Notte di Ferragosto. Desiderio di un sogno di una notte di mezza estate che si converte in una delusione annunciata. Si sconsiglia di conseguenza la visione di questo insipido brodetto in salsa mitologica in special modo a coloro che hanno avuto occasione di assaporare in precedenza l’intrigante “Trionfo dell’amore” di Clare Peploe ed il solare “Molto rumore per nulla” di Kenneth Branagh. Cos’altro dire a proposito di una sconclusionata ed imbarazzante tiritera di triti e ritriti andirivieni in un bosco fatato popolato di personaggi fiabeschi che non hanno nessuna attinenza con una sorta di appiccicaticcio realismo di marca prettamente toscaneggiante, arbitrario sovvertimento della mitologica ambientazione originaria? Che cosa farsene di una raffazzonata atmosfera ottocentesca che riconduce inevitabilmente lo sguardo in (tutt’)altri luoghi e (tutt’)altre stanze, sconsolatamente alieni da mitologiche suggestioni e privi oltretutto di un’efficace coralità dell’azione? Lo scollamento tra due realtà così diverse per epoca, concezione ed ambientazione manda completamente in malora le intenzionalità shakespeariane tutte giocate su atmosfere sospese in una dimensionalità spaziale appartenente ad un “tempo senza tempo” in armonia col doppio binario del tema trattato e perfettamente in grado di rendere possibile la verosimiglianza della storia una volta avviata nella selva dell’invenzione fantastica.
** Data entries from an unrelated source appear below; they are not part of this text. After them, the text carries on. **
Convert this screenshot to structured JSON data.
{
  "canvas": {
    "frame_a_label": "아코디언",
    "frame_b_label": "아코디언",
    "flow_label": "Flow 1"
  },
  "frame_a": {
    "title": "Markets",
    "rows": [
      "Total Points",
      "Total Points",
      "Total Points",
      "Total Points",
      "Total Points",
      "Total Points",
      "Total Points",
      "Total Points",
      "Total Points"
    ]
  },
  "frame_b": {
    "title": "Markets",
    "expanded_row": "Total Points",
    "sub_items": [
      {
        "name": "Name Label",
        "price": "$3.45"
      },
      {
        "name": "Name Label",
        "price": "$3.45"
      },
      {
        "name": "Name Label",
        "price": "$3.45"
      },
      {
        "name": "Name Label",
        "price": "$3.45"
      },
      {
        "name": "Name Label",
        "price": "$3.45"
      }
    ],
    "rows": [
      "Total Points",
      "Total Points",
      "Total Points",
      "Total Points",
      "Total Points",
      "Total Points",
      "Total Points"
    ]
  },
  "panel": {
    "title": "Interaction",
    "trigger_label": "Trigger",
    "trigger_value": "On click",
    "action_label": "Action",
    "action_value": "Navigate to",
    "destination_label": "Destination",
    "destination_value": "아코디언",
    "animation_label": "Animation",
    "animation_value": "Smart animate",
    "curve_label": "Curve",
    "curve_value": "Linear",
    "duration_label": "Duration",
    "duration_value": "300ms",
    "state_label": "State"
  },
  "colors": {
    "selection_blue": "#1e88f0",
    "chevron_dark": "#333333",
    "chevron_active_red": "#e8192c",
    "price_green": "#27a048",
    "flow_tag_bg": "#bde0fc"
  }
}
Ovvio che dopo tali necessarie premesse lo sguardo corre inevitabilmente al cast stellare tutto infarcito di “money-making stars” convocate per l’occasione onde rendere maggior gloria al “bardo per tutte le stagioni” tramite la divulgazione al grande pubblico del verbo creatore di un’arte immortale. Proposito lodevole condotto ad un inevitabile naufragio grazie ad uno script pedestremente (ir)realizzato. Il gigioneggiante Kevin Kline, ad esempio, in un momentaneo delirio di magniloquenza, complice il regista, abbandona a mezza strada il personaggio di Nick Bottom per interpretare velleitariamente sé stesso, mentre una Titania spaesata tutta vezzi e moine ci ricorda un po’ troppo la leziosità di una certa Michelle Pfeiffer in “Paura d’amare” o in “Qualcosa di personale” per non parlare di uno Stanley Tucci, risibile satiro da sottoporre e prepensionamento anticipato. Può a questo punto il dilandoghiano Rupert Everett salvare baracca e burattini? No di certo, ci mancherebbe altro! E poi, diciamocelo francamente, non ci ricorda un po’ troppo da vicino lo sclaviano (e freghieriano) Francesco Dellamorte? Vero è che lungi dall’emulare un tale Maramaldo e fare piazza pulita di inesistenti cadaveri il nostro si sforza invece di risvegliare le passioni dei vivi non mancando comunque di fare la sua (brutta) figura.
Allo spettatore resterà pur sempre la consolazione di aver assistito a due film al prezzo di uno e di questi tempi di recessione, amici miei, scusate se è poco!